Verse also appeals to our craving for pattern, which is adaptive, and this helps explain why common elements of verse, like rhythm and rhyme, recur so prominently in song lyrics and rap. Yet many find literary verse aversive. I try to explain both the appeal of elements of verse taken separately and the high comprehension cost of much literary verse, where the elements combine in such rich ways that the cost can be too much for many readers to want to pay.

I argue that Shakespeare, having proved himself in drama, in tragedy, comedy and history, and in comic and tragic narrative verse, turned in the sonnets to show what he could do in verse without story. In narrative, all kinds of patterns tend to converge on the story. Without narrative, Shakespeare could proliferate patterns in other ways, not necessarily convergent, and in a kind of hide-and-seek fashion that invites endless return. Even his Sonnets, centuries before Mallarmé or Ashbery, place high demands on readers, so while they are the most successful collection of Western secular verse, few readers read them end to end. I try to account for their success and appeal and their enigmatic and forbidding aspects.
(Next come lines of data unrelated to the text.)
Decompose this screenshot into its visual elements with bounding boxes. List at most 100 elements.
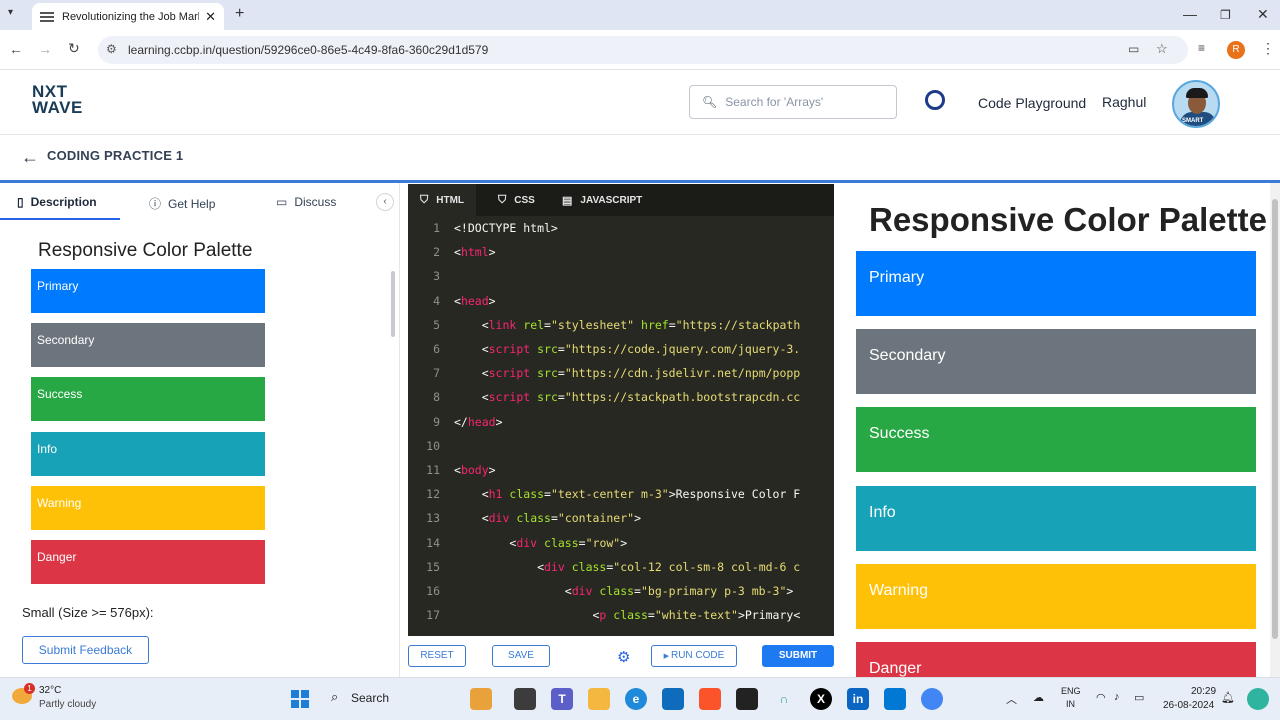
weather-condition[interactable]: Partly cloudy [39,699,96,710]
code-token: = [557,366,565,381]
copilot-icon[interactable] [1247,688,1269,710]
code-token: < [454,559,545,574]
taskbar-search-icon[interactable]: ⌕ [331,689,338,705]
notifications-icon[interactable]: 🔔︎ [1221,691,1235,704]
run-code-button[interactable]: ▶ RUN CODE [651,645,737,667]
teams-icon[interactable]: T [551,688,573,710]
profile-avatar[interactable]: R [1227,41,1245,59]
site-info-icon[interactable]: ⚙ [106,42,117,56]
minimize-icon[interactable]: — [1183,6,1197,22]
tab-discuss[interactable]: ▭ Discuss [276,195,336,209]
cloud-icon[interactable]: ☁ [1033,691,1044,704]
widgets-icon[interactable] [470,688,492,710]
taskbar-search[interactable]: Search [351,691,389,705]
tab-html[interactable]: ⛉ HTML [408,184,477,216]
reload-icon[interactable]: ↻ [68,40,80,57]
code-token: = [634,584,641,598]
capcut-icon[interactable] [736,688,758,710]
forward-icon[interactable]: → [38,41,52,57]
code-token: "container" [557,511,635,526]
wifi-icon[interactable]: ◠ [1096,691,1106,704]
code-token: < [454,463,461,477]
sample-swatch-primary: Primary [31,269,265,313]
tab-javascript[interactable]: ▤ JAVASCRIPT [550,184,654,216]
line-number: 14 [426,535,440,550]
search-icon: 🔍︎ [702,95,718,109]
username[interactable]: Raghul [1102,94,1146,110]
practice-bar: ← CODING PRACTICE 1 [0,135,1280,180]
avatar-hair [1186,88,1208,98]
code-token: < [454,366,489,381]
back-icon[interactable]: ← [9,41,23,57]
submit-button[interactable]: SUBMIT [762,645,834,667]
submit-feedback-button[interactable]: Submit Feedback [22,636,149,664]
bookmark-star-icon[interactable]: ☆ [1156,41,1168,57]
code-token: "stylesheet" [550,317,635,332]
tab-css[interactable]: ⛉ CSS [486,184,547,216]
back-arrow-icon[interactable]: ← [21,147,39,168]
line-content: <html> [454,245,496,259]
language-indicator[interactable]: ENG [1061,686,1081,696]
tab-get-help[interactable]: ⓘ Get Help [149,195,215,212]
vscode-icon[interactable] [884,688,906,710]
address-bar[interactable]: ⚙ learning.ccbp.in/question/59296ce0-86e… [98,36,1188,64]
code-token: > [786,584,794,598]
clock-time[interactable]: 20:29 [1191,686,1216,697]
file-explorer-dark-icon[interactable] [514,688,536,710]
edge-icon[interactable]: e [625,688,647,710]
panel-scrollbar[interactable] [391,271,395,337]
tray-chevron-icon[interactable]: ︿ [1006,691,1017,707]
preview-scrollbar[interactable] [1270,183,1280,677]
preview-scroll-thumb[interactable] [1272,199,1278,639]
battery-icon[interactable]: ▭ [1134,691,1144,704]
close-tab-icon[interactable]: ✕ [205,9,216,25]
cast-icon[interactable]: ▭ [1128,42,1139,56]
linkedin-icon[interactable]: in [847,688,869,710]
chrome-icon[interactable] [921,688,943,710]
temperature[interactable]: 32°C [39,685,61,696]
tab-css-label: CSS [514,194,535,206]
menu-icon [40,11,54,22]
new-tab-icon[interactable]: + [235,5,244,23]
line-content: <script src="https://cdn.jsdelivr.net/np… [454,366,801,381]
region-indicator[interactable]: IN [1066,699,1075,709]
folder-icon[interactable] [588,688,610,710]
url-text: learning.ccbp.in/question/59296ce0-86e5-… [128,43,489,57]
sample-output-frame: Responsive Color Palette Primary Seconda… [30,238,270,588]
user-avatar[interactable]: SMART [1172,80,1220,128]
line-number: 9 [433,414,440,429]
media-icon[interactable]: ≡ [1198,41,1205,55]
settings-gear-icon[interactable]: ⚙ [617,648,630,666]
timer-icon[interactable] [925,90,945,110]
code-token: div [544,559,565,574]
more-menu-icon[interactable]: ⋮ [1261,40,1275,57]
nxtwave-logo[interactable]: NXT WAVE [32,83,83,116]
weather-badge: 1 [24,683,35,694]
volume-icon[interactable]: ♪ [1114,691,1120,703]
app-icon[interactable]: ∩ [773,688,795,710]
tab-search-chevron-icon[interactable]: ▾ [8,7,13,18]
search-input[interactable]: 🔍︎ Search for 'Arrays' [689,85,897,119]
code-token: = [550,511,558,526]
collapse-panel-button[interactable]: ‹ [376,193,394,211]
restore-icon[interactable]: ❐ [1220,8,1231,22]
code-playground-link[interactable]: Code Playground [978,95,1086,111]
html5-icon: ⛉ [420,193,429,206]
line-content: <p class="white-text">Primary< [454,608,800,622]
windows-start-icon[interactable] [291,690,309,708]
small-size-text: Small (Size >= 576px): [22,605,154,620]
save-button[interactable]: SAVE [492,645,550,667]
brave-icon[interactable] [699,688,721,710]
store-icon[interactable] [662,688,684,710]
code-token: < [454,293,461,308]
line-number: 10 [426,438,440,453]
browser-tab[interactable]: Revolutionizing the Job Market ✕ [32,3,224,30]
clock-date[interactable]: 26-08-2024 [1163,700,1214,711]
tab-description[interactable]: ▯ Description [17,195,97,209]
code-editor[interactable]: ⛉ HTML ⛉ CSS ▤ JAVASCRIPT 1 <!DOCTYPE htm… [408,184,834,636]
close-window-icon[interactable]: ✕ [1257,6,1269,23]
x-icon[interactable]: X [810,688,832,710]
css3-icon: ⛉ [498,193,507,206]
reset-button[interactable]: RESET [408,645,466,667]
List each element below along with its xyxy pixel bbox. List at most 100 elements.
But you asked “What next?” My next project is resuming a biography of philosopher of science Karl Popper. In one sense it’s a return to the sort of work I undertook in my Nabokov biography. In another sense it continues the evolutionary line: I have felt the power of Popper’s evolutionary epistemology since the 1970s. In another sense, it’s scary new territory: philosophy, physics, and much more.

TH: What is science?

BB: The best way for evolved creatures to understand the world.

Evolution could never evolve an organ of truth, it simply makes organisms good at surviving and reproducing. For that, knowing enough to cope with your immediate surroundings suffices.

Sharing the information challenge with others of your kind, pooling crucial knowledge like the presence of predators or prey, offers such benefits that many species have become social. Probably because protohumans evolved to be more and more social, we eventually developed an understanding of false belief, a recognition that we might misconstrue things if we lack access to information that others might have. That ramped up the curiosity already strongly developed among great apes.

Specialization in settled communities lets ants seek out information within a large radius from their colonies. In the same way, once agriculture—through a proto-scientific understanding of the relation between seeds and growth—created surpluses that allowed humans to become settled, we could specialize so that some could become knowledge experts. But we don’t like doubt, and we overattribute agency, so rather than accept that we don’t know, we have plugged our ignorance with explanations involving gods and spirits. We also welcome apparent confirmation, so our early sages tended to pass on an accumulation of error as well as of insight.

Systematically challenging what we think we know and racking our brains to attempt new explanations that, instead of trying to confirm, we then subject to hard tests flies in the face of many evolved dispositions. No wonder it took millennia more for science at last to establish itself. It still offers no guarantees of truth, but its complex interplay of cooperation and competition in the quest for knowledge offers limited minds the best way of discovering ideas that have a chance of truth. We test and discard both old and new ideas to the point where the best ideas left withstand any tests we can yet devise and outperform any others we have so far proposed. Not perfect, but perhaps the best platform for discovery imperfect creatures can ever construct.